Julia se precipitó hacia su habitación, y Anthony Walsh le preguntó que adonde iba ahora.
– A preparar una bolsa de viaje, para dos días -contestó, insistiendo en el número de días-, es lo que querías, ¿no?
– Nuestra aventura durará seis días, las fechas no se podían modificar; por mucho que le he rogado y suplicado a Élodie, la chica encantadora de la agencia de la que te acabo de hablar, a ese respecto no ha habido manera de convencerla.
– ¡Dos días! -gritó Julia desde el cuarto de baño.
– Oh, mira, haz lo que quieras, en el peor de los casos te comprarás otro par de pantalones allí y listo.
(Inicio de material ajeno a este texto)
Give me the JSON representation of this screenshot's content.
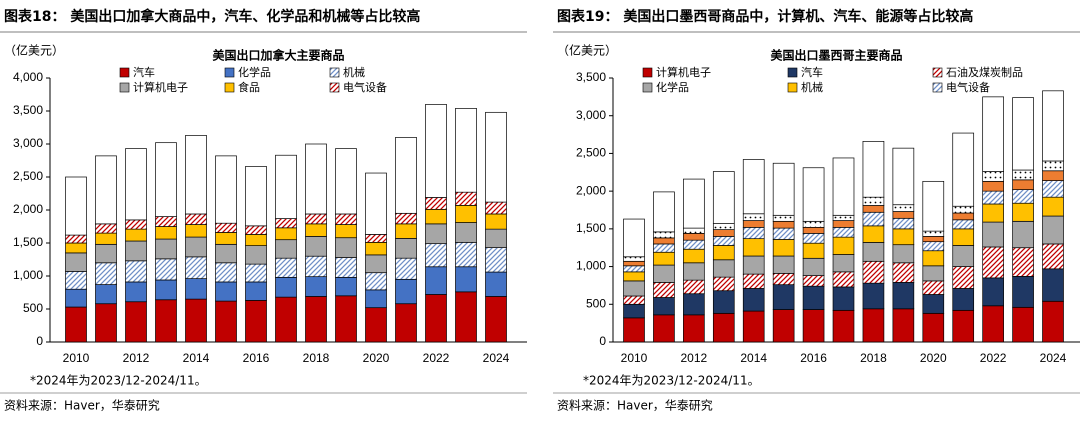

Por si no te habías dado cuenta, ¡tienes el vaquero roto, se te ve un trozo de rodilla!
– ¿Y tú, te vas con las manos vacías? -preguntó Julia, asomando la cabeza por la puerta.
Anthony Walsh avanzó hacia la caja de madera que seguía en mitad del salón y levantó una trampilla que escondía un doble fondo. En el interior había una pequeña maleta de cuero negro.
– Han previsto lo necesario para estar elegante durante seis días, ¡exactamente lo que me dura la batería! -dijo, no sin cierta satisfacción-. Mientras estabas fuera, me he permitido recuperar mis documentos de identidad, los que te entregaron a ti. Asimismo, me he permitido también recuperar mi reloj -añadió, mostrando orgulloso su muñeca-. ¿No te importa que lo lleve sólo durante estos días? Será tuyo cuando llegue el momento; o sea, entiendes lo que quiero decir…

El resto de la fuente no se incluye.